James se précipita vers Jack et son prisonnier. Il visa précisément les articulations du robot, faisant voler en éclat les délicats servomoteurs contrôlant les mouvements du monstre, qui manqua de s'écrouler sur Jack, toujours recouvert d'une pellicule de nanomachines, dorée comme du miel. La Comtesse arriva en un éclair. Elle sortit de sa poche un petit clavier portatif sur lequel elle tapa rapidement un code. Le NEST sembla soupirer un moment, puis tout l'essaim finit sur le sol.

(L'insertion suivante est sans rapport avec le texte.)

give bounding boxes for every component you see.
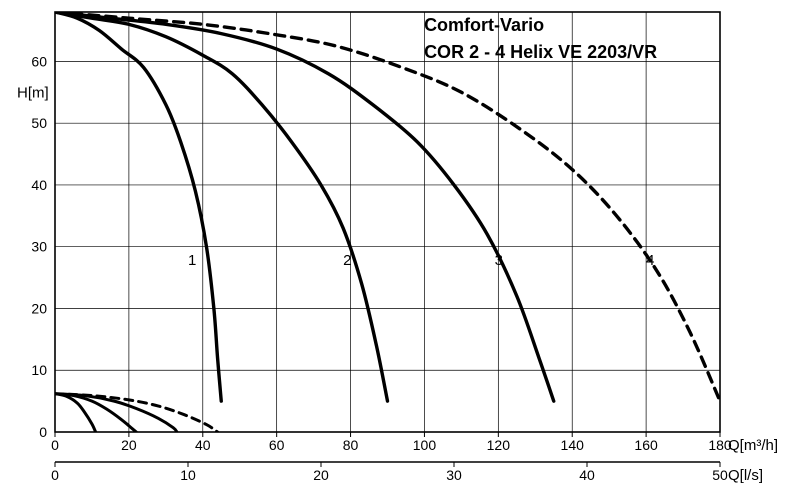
x-tick-m3h-20: 20: [121, 437, 137, 453]
x-tick-m3h-120: 120: [487, 437, 511, 453]
x-tick-ls-20: 20: [313, 467, 329, 483]
x-tick-ls-30: 30: [446, 467, 462, 483]
curve-label-1: 1: [188, 252, 196, 269]
curve-label-2: 2: [343, 252, 351, 269]
x-tick-ls-50: 50: [712, 467, 728, 483]
chart-title-line1: Comfort-Vario: [424, 15, 544, 35]
curve-label-4: 4: [646, 252, 654, 269]
x-tick-ls-10: 10: [180, 467, 196, 483]
curve-label-3: 3: [495, 252, 503, 269]
chart-title-line2: COR 2 - 4 Helix VE 2203/VR: [424, 42, 657, 62]
x-tick-m3h-140: 140: [561, 437, 585, 453]
y-axis-label: H[m]: [17, 84, 49, 101]
x-tick-m3h-80: 80: [343, 437, 359, 453]
y-tick-20: 20: [31, 300, 47, 316]
x-tick-m3h-160: 160: [634, 437, 658, 453]
x-tick-m3h-60: 60: [269, 437, 285, 453]
chart-svg: 12340102030405060H[m]0204060801001201401…: [0, 0, 800, 500]
x-tick-ls-40: 40: [579, 467, 595, 483]
pump-curve-chart: 12340102030405060H[m]0204060801001201401…: [0, 0, 800, 500]
y-tick-40: 40: [31, 177, 47, 193]
y-tick-0: 0: [39, 424, 47, 440]
y-tick-50: 50: [31, 115, 47, 131]
x-axis-label-m3h: Q[m³/h]: [728, 437, 778, 454]
x-axis-label-ls: Q[l/s]: [728, 467, 763, 484]
x-tick-m3h-40: 40: [195, 437, 211, 453]
x-tick-ls-0: 0: [51, 467, 59, 483]
x-tick-m3h-100: 100: [413, 437, 437, 453]
y-tick-10: 10: [31, 362, 47, 378]
y-tick-30: 30: [31, 239, 47, 255]
x-tick-m3h-0: 0: [51, 437, 59, 453]
y-tick-60: 60: [31, 53, 47, 69]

« Imbécile, cria-t-elle à l'attention de Jack, toujours inconscient, savez-vous le danger que vous encourez à contrôler directement un NEST ? Vous pensez que votre cerveau est capable de gérer un échange d'information avec un pareil réseau sans risquer que celui-ci ne se déverse en lui ? La douleur a dû être intenable, espèce de... de schizophrène ! » Elle sembla se calmer un instant, avant de reprendre : « Vous avez vu ça, James, cet homme est fou ! Il aurait pu être lobotomisé par ces choses. Je vous jure devant Dieu que c'est la dernière fois que je travaille avec pareils primates ! Oh, ne faites pas cette tête-là, vous saviez très bien ce qu'il comptait faire, et ne m'interrompez pas, s'il vous plaît, vous n'avez rien d'intéressant à contribuer à cette conversation. Il a branché son cerveau directement sur l'essaim... Vous comprenez ce que ça veut dire ? Probablement pas, béotien que vous êtes. Il aurait pu y perdre la vie, et nous la nôtre, par la même occasion ! ». James baissa la tête. Il n'était pas capable de répondre à la Comtesse. Elle avait raison. Il s'estima heureux d'être en vie. Il attendit, tête baissée, que l'orage se calme, puis demanda : « Comment va Jack ? ».
« Il est en vie, et son état semble normal, celui d'un imbécile doublé d'un dément. Mais je pourrais en dire autant de vous. »
James tenta un sourire. La Comtesse lui jeta un regard d'une infinie patience. Décidément, il était de plus en plus soulagé de ne pas la compter parmi leurs adversaires.